Israel pounds Gaza as mediators try to rescue truce
Israeli warplanes pummelled Gaza with 50 air strikes that killed five Palestinians Saturday as militants slammed 23 rockets into Israel, defying international efforts to find a fresh ceasefire.
Tens of thousands of pro-Palestinian demonstrators marched through central London and Cape Town, condemning Israel's one-month military assault on 1.8 million Palestinians in Gaza.
Gaza emergency services said five men were killed in Israeli raids - two travelling by motorcycle through Al-Maghazi refugee camp and three pulled from the rubble of Al-Qassam mosque in the middle of the enclave.
The Palestinian interior ministry said Israeli jets destroyed three mosques. At least two of them were considered close to Hamas.
Resident Ibrahim Taweel said the Israeli military telephoned him at 3am, warning him to evacuate his nearby home five minutes before the mosque was attacked.
"I couldn't tell all my neighbours, so I evacuated myself and my neighbour and after five minutes an F-16 fired one rocket and after that a bigger rocket destroyed the mosque," he said.
The army said 23 rockets rained on Israel, bringing to 61 the number of projectiles launched since a 72-hour truce ended on Friday.
One Israeli civilian and a soldier were wounded on Friday.
Israel said it had carried out more than 100 strikes in Gaza since Friday, 49 of them since midnight, targeting those responsible for the rocket fire.
Clashes in West Bank
In the occupied West Bank, fresh clashes broke out after the funerals of two Palestinian men shot - Mohammed al-Qatary, 20, and Muhammad Idriss, 40 - dead by Israeli troops during protests against the Gaza operation on Friday, witnesses said.
Palestinian youths threw stones and Israeli troops responded with tear gas and stun grenades.
The 72-hour truce collapsed after mediators in Cairo failed to extend a ceasefire when it expired on Friday morning as Israel accused Hamas of breaching the quiet with pre-dawn rocket attacks.
The conflict has now killed at least 1,911 Palestinians and 67 people on the Israeli side, almost all soldiers, since 8 July.
The United Nations says at least 1,354 of the Palestinian dead were civilians, including 447 children.
In London, up to 150,000 protesters packed Oxford Street, marching to the US embassy and on to Hyde Park, many of them chanting "Free, Free Palestine" and holding up banners saying "UK - Stop Arming Israel".
Tens of thousands of demonstrators also marched through Cape Town to protest the Israeli military operation, one of the biggest rallies in the city since the end of apartheid.
Demonstrators carried placards stating "Israel is an apartheid state" and "Stop Israeli murder".

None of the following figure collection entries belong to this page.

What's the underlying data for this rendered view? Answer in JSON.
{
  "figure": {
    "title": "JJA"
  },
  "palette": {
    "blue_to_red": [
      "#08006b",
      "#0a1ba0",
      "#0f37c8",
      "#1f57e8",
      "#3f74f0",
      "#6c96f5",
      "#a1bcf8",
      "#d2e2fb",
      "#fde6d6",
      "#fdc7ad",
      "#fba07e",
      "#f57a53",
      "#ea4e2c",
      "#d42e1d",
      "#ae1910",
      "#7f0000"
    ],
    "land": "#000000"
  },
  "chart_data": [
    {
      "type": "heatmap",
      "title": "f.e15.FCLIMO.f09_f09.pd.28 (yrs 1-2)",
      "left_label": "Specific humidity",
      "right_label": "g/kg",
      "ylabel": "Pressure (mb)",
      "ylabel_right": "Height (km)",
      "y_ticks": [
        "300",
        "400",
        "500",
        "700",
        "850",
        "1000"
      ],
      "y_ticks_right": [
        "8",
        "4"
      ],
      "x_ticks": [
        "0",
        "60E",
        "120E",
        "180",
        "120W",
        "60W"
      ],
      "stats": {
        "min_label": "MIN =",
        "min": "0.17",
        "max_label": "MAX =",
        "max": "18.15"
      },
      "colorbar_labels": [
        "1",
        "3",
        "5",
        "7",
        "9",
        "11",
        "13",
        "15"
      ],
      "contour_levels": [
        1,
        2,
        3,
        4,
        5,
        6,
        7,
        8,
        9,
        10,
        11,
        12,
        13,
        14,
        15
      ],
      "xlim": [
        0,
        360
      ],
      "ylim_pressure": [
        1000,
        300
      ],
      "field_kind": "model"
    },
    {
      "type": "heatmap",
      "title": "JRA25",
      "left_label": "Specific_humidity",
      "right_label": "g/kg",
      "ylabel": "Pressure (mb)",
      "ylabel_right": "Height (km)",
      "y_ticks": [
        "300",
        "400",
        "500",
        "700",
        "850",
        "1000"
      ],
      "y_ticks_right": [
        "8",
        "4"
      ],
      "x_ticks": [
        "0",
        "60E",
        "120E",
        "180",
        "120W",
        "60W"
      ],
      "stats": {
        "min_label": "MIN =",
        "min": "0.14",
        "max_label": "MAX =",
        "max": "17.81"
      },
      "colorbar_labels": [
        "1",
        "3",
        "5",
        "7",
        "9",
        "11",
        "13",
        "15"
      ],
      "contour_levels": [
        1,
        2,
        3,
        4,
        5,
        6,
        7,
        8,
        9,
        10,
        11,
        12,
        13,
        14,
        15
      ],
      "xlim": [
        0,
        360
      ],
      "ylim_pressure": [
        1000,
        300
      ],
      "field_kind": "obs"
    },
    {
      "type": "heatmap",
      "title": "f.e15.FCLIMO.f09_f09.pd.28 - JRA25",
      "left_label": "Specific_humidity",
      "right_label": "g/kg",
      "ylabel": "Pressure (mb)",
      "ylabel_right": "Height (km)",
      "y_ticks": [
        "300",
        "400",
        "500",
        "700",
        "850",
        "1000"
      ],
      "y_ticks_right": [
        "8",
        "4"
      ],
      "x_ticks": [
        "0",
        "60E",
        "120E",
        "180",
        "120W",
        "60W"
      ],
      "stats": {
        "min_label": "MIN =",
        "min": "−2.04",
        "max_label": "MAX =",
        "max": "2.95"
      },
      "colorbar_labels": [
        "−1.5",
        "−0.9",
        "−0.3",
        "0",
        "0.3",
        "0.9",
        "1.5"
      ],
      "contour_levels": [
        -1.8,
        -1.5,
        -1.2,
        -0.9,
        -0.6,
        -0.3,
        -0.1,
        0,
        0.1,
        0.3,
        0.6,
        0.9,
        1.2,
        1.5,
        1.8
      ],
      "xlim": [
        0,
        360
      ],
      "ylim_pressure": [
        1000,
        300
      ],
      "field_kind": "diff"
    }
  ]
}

In Gaza, Hamas, which Israel brands a terror organisation, vowed no concessions.
"The occupier's intransigence will get it nowhere and we will make no concessions on the demands of our people," spokesman Fawzy Barhum said in a statement.
The lifting of Israel's land and sea blockade, imposed in 2006 after Hamas captured an Israeli soldier, has been a key demand of Hamas and the Palestinian Authority in Cairo talks.
A Palestinian official said on condition of anonymity Egypt and the Palestinians had reached a draft agreement for submission to Israel on Saturday.
It would see Egypt and the Palestinian Authority take control of the Rafah border crossing into Egypt, essentially activating part a unity accord Hamas signed with the PA in April.
Negotiations on the sea port, demanded by Hamas, would then be delayed and entrusted to the PA, with whom Israel is prepared to deal.
Israel waged the conflict to destroy Hamas's arsenal of rockets and its network of attack tunnels.
Hopes of new truce
But combat has not resumed at the same fierce intensity, feeding hopes of a new truce bring agreed.
"Our hope is that the parties will agree to an extension of the ceasefire in the coming hours," US State Department spokeswoman Marie Harf said.
President Barack Obama told The New York Times in an interview published Saturday that there were limits to US influence on both sides to reach a solution to the decades old Israeli-Palestinian conflict.
Israeli Prime Minister Benjamin Netanyahu had a strong support base and Palestinian president Mahmud Abbas was weak domestically, he said.
"If he (Netanyahu) doesn't feel some internal pressure, then it's hard to see him being able to make some very difficult compromises, including taking on the settler movement," Obama was quoted as saying.
Chris Gunness, spokesman for the UN agency for Palestinian refugees (UNRWA), called for the Gaza blockade to end so reconstruction can begin.
"Huge swathes of Gaza have been levelled. We cannot rebuild it with our hands tied behind our backs," he said. "The blockade must end."
At least 65,000 people have had their homes destroyed, and UNRWA said 222,000 people are still sheltering in 89 UN schools.
US-based Human Rights Watch said the knocking out of Gaza's only electrical power plant, by apparent Israeli shellfire, has worsened the humanitarian crisis.